# First review. Markin's petty.



## cami10 (Aug 23, 2022)

For my first post on this forum i want to share with you my impressions on this very beautiful Petty made by @Andrei Markin . When it comes to kitchen knives my use was been limited so far to gyutos and paring knives. With Andrei i had the opportunity to test my first petty and even if it was not the knife profile i was most used too i have to admit that it became one of my best companions for its user friendly size and versatility for most dialy tasks in the kitchen.

*The knife dimensions: *


*Blade length:* 137 mm
*Blade width:* 28 mm 
*Spine thickness:* 2.5 mm (tapered) 
*Handle length:* 132 mm
*Thickness behind the edge: *Around 0.1 mm 
*Steel:* laminated k390, 64 HRC 
*Handle material:* Stabilised elm burl
*Bolster material: *copper mokume

Design and fit and finish : Very good construction and nice choice of materials. The milling in the bolster is very effective to achieve a comfortable pinch grip.
The knife profile is carachterized by the handle forming a certain angle with the horizontal, which greatly improves comfort during prolonged use.

Edge : The grinding work was amazingly done by Andrei until a very thin edge of 0.1 mm ( around 0.003 inches ) wich contributes to make this knife a very enjoyable slicer. Combined with a steel like k390 the edge have a great stability and an amazing edge retention. The crispy edge is ideal for cutting soft skinned vegetables and meats. And the sharpenability is good for any experienced user due to the low amount of material to remove.

Balance : The knife feels very neutral in the hand with a balance point very close to the bolster area increassing maneuverability of the knife in all kind of dialy tasks.

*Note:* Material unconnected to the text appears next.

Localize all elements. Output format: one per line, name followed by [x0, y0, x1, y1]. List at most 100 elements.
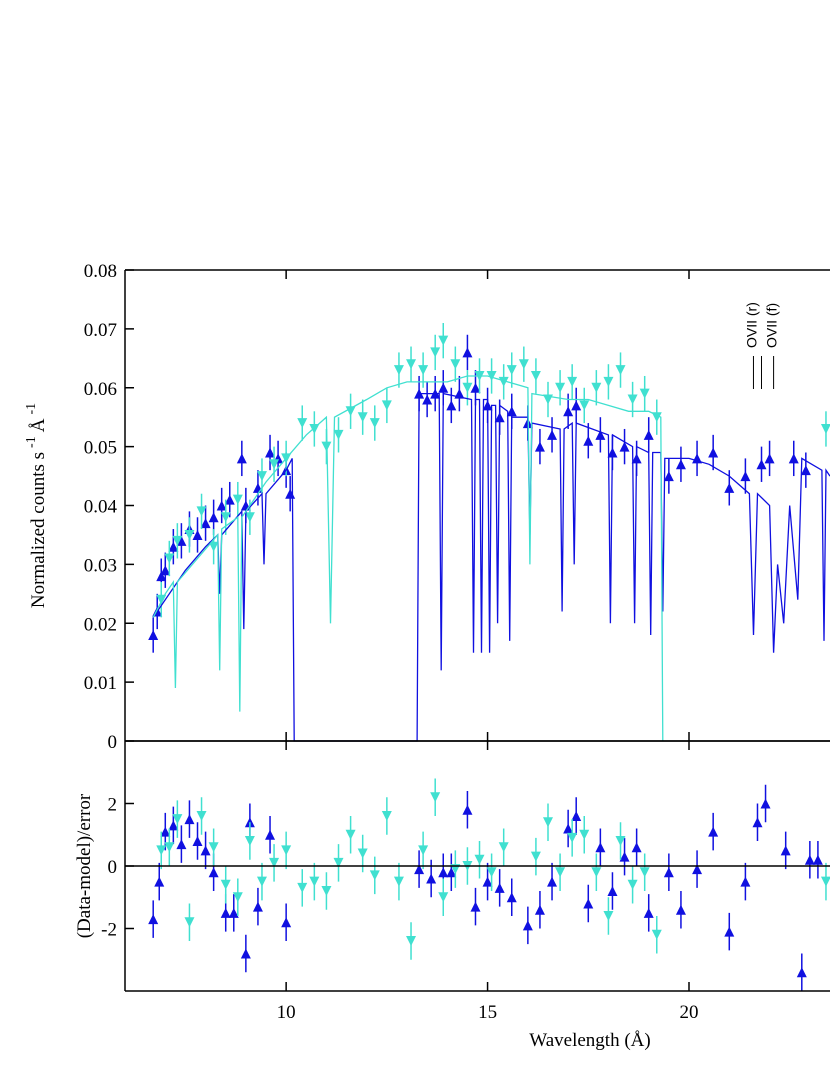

I used the knife so far to cut, slice and mince all kind of vegetables and to skin poultry and removing the fillets with great success. In conclusion Andrei work is amazing by it's quality and it's specificity for the kitchen use and i found petty's to be amazing dialy companions that can be got for a fraction of the cost of larger knives.


----------



## blokey (Sep 3, 2022)

Love his work, the attention to detail is astonishing.


----------



## MarcelNL (Sep 3, 2022)

completely agree, I have a similar petty in S390 and it's an amazing knife that has a large WOW factor every time I use it.


----------